In der Tat hatte ich den Passus mit dem Beratungsschein im „Eifer“ des Gefechts als Erstberatung gelesen und bitte insoweit um Nachsicht. Die von Ihnen aufgemachte Gebührenrechnung entspricht nämlich exakt einer solchen, die bei einer Erstberatung (Nr. 2102 VV) auch in den Fällen, in denen keine Beratungshilfe gewährt wird, anfallen würde. Jedenfalls lässt sich die Gebührenrechnung nur sehr schwerlich mit den Gebühren in Einklang bringen, die normalerweise bei einer Beratungshilfe anfallen (Nr. 2600ff. VV). Daher sollten Sie noch mal genauer überprüfen, welche „Institution“ Ihnen den Beratungsschein ausgestellt hat und ob Sie nicht irrigerweise annehmen, dass es sich um einen solchen Beratungsschein handelt (ohne Ihnen zu nahe treten zu wollen, aber gerade juristisch unerfahrene Mandanten bringen dort oftmals viel durcheinander). Hierbei müsste Ihnen eigentlich Ihr neuer Anwalt helfen können.
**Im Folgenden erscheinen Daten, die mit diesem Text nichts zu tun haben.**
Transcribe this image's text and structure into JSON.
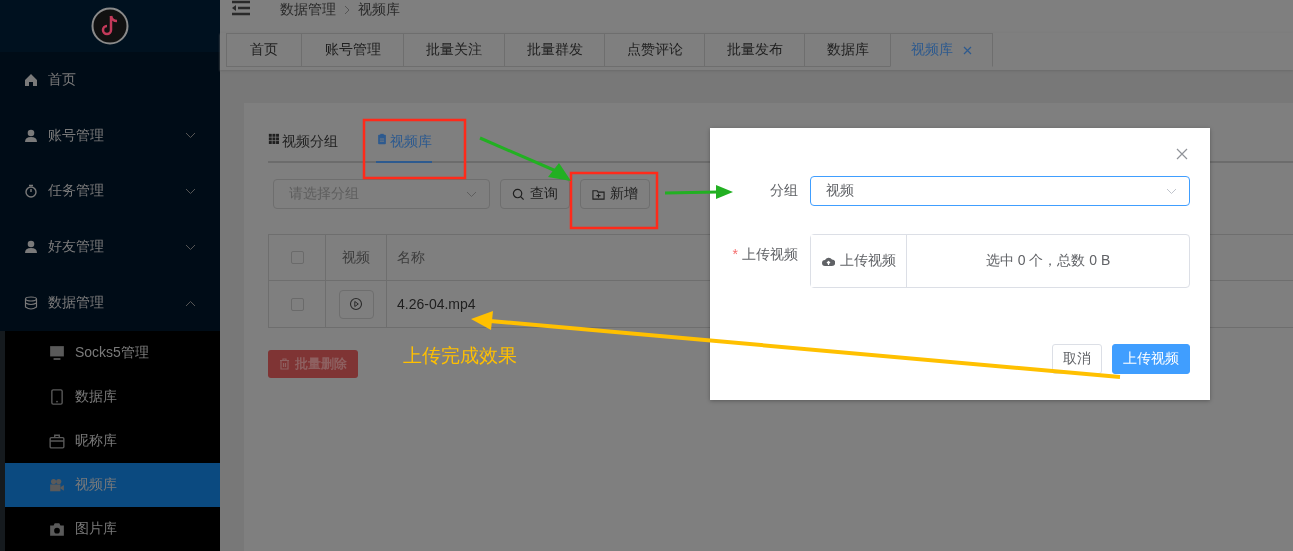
{
  "sidebar": {
    "items": [
      {
        "label": "首页",
        "kind": "link"
      },
      {
        "label": "账号管理",
        "kind": "group",
        "expanded": false
      },
      {
        "label": "任务管理",
        "kind": "group",
        "expanded": false
      },
      {
        "label": "好友管理",
        "kind": "group",
        "expanded": false
      },
      {
        "label": "数据管理",
        "kind": "group",
        "expanded": true,
        "children": [
          {
            "label": "Socks5管理",
            "selected": false
          },
          {
            "label": "数据库",
            "selected": false
          },
          {
            "label": "昵称库",
            "selected": false
          },
          {
            "label": "视频库",
            "selected": true
          },
          {
            "label": "图片库",
            "selected": false
          }
        ]
      }
    ]
  },
  "breadcrumb": [
    "数据管理",
    "视频库"
  ],
  "tabs": [
    {
      "label": "首页",
      "selected": false
    },
    {
      "label": "账号管理",
      "selected": false
    },
    {
      "label": "批量关注",
      "selected": false
    },
    {
      "label": "批量群发",
      "selected": false
    },
    {
      "label": "点赞评论",
      "selected": false
    },
    {
      "label": "批量发布",
      "selected": false
    },
    {
      "label": "数据库",
      "selected": false
    },
    {
      "label": "视频库",
      "selected": true
    }
  ],
  "page": {
    "sub_tabs": [
      {
        "label": "视频分组",
        "selected": false
      },
      {
        "label": "视频库",
        "selected": true
      }
    ],
    "group_select": {
      "placeholder": "请选择分组"
    },
    "buttons": [
      {
        "label": "查询",
        "kind": "search"
      },
      {
        "label": "新增",
        "kind": "add"
      }
    ],
    "table": {
      "header_checked": false,
      "columns": [
        "视频",
        "名称"
      ],
      "rows": [
        {
          "checked": false,
          "name": "4.26-04.mp4"
        }
      ]
    },
    "delete_button": "批量删除"
  },
  "dialog": {
    "group_label": "分组",
    "group_value": "视频",
    "required_mark": "*",
    "upload_label": "上传视频",
    "upload_button": "上传视频",
    "upload_status": "选中 0 个，总数 0 B",
    "buttons": [
      {
        "label": "取消",
        "kind": "default"
      },
      {
        "label": "上传视频",
        "kind": "primary"
      }
    ]
  },
  "annotation": {
    "caption": "上传完成效果"
  }
}
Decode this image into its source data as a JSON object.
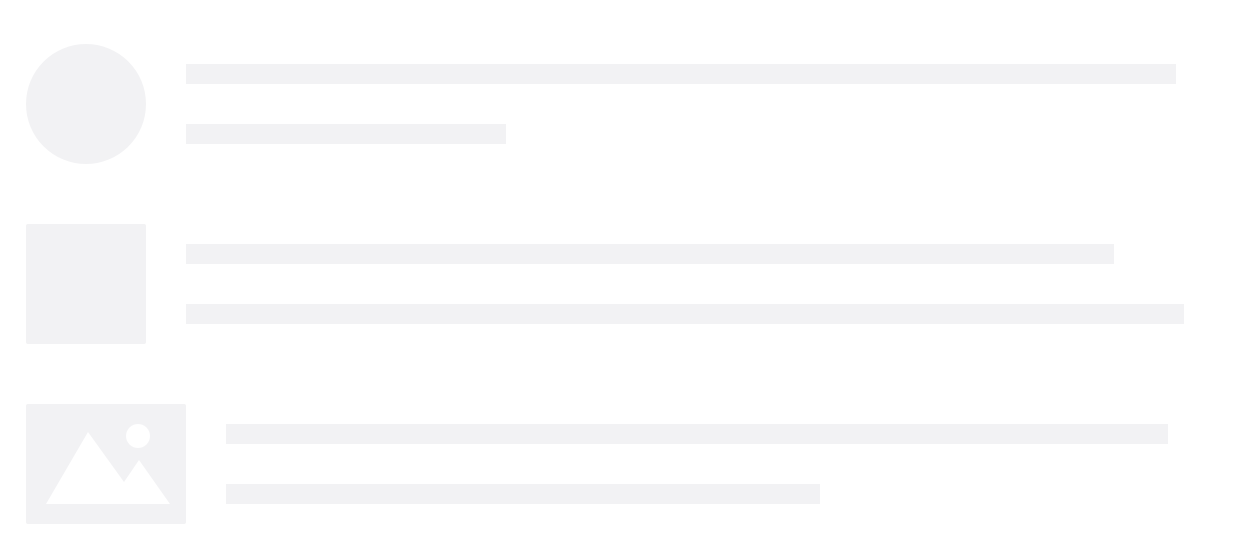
{
  "placeholder": {
    "color": "#f2f2f4",
    "background": "#ffffff",
    "rows": [
      {
        "media": "avatar-circle",
        "lines": 2
      },
      {
        "media": "square-thumbnail",
        "lines": 2
      },
      {
        "media": "image-icon",
        "lines": 2
      }
    ]
  }
}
Bei Ihrer Nachfrage gehe ich davon aus, dass es sich um einen Beratungsschein nach dem BerHG handelt. Wenn Beratungshilfe gewährt wird, erhält der Ratsuchende einen Beratungsschein. Mit diesem kann er einen Rechtsanwalt seiner Wahl aufsuchen. Dieser ist jedoch berechtigt, vom Ratsuchenden eine Bearbeitungsgebühr von EUR 10 zu verlangen (Nr. 2600 VV). Weitere Ansprüche stehen dem Rechtsanwalt nicht zu. Der Rechtsanwalt macht die übrigen Gebühren gegenüber der Staatskasse geltend. Insoweit wäre es nicht rechtens, wenn der Anwalt Ihnen eine gesonderte Gebührenrechnung stellt. Vielleicht - und das kann ich ohne weiteren Angaben nicht beurteilen - ist eine weitere Erstberatungsgebühr angefallen, weil Sie über einen zweiten, anderen Sachverhalt gesprochen haben. Auch hier sollte Ihnen Ihr neuer Anwalt helfen können. Insoweit würde ich den neuen Anwalt bitten, sich telefonisch mit dem Kollegen kurzzuschließen und die Sache am Telefon zu besprechen. Vielleicht hat sich Ihr alter Anwalt auch lediglich vertan und ist von einer Erstberatung ausgegangen (sprich: er hat den Beratungsschein „vergessen“). Vielleicht stellt sich so heraus, dass es sich nur um ein - wenngleich ärgerliches - Missverständnis handelt.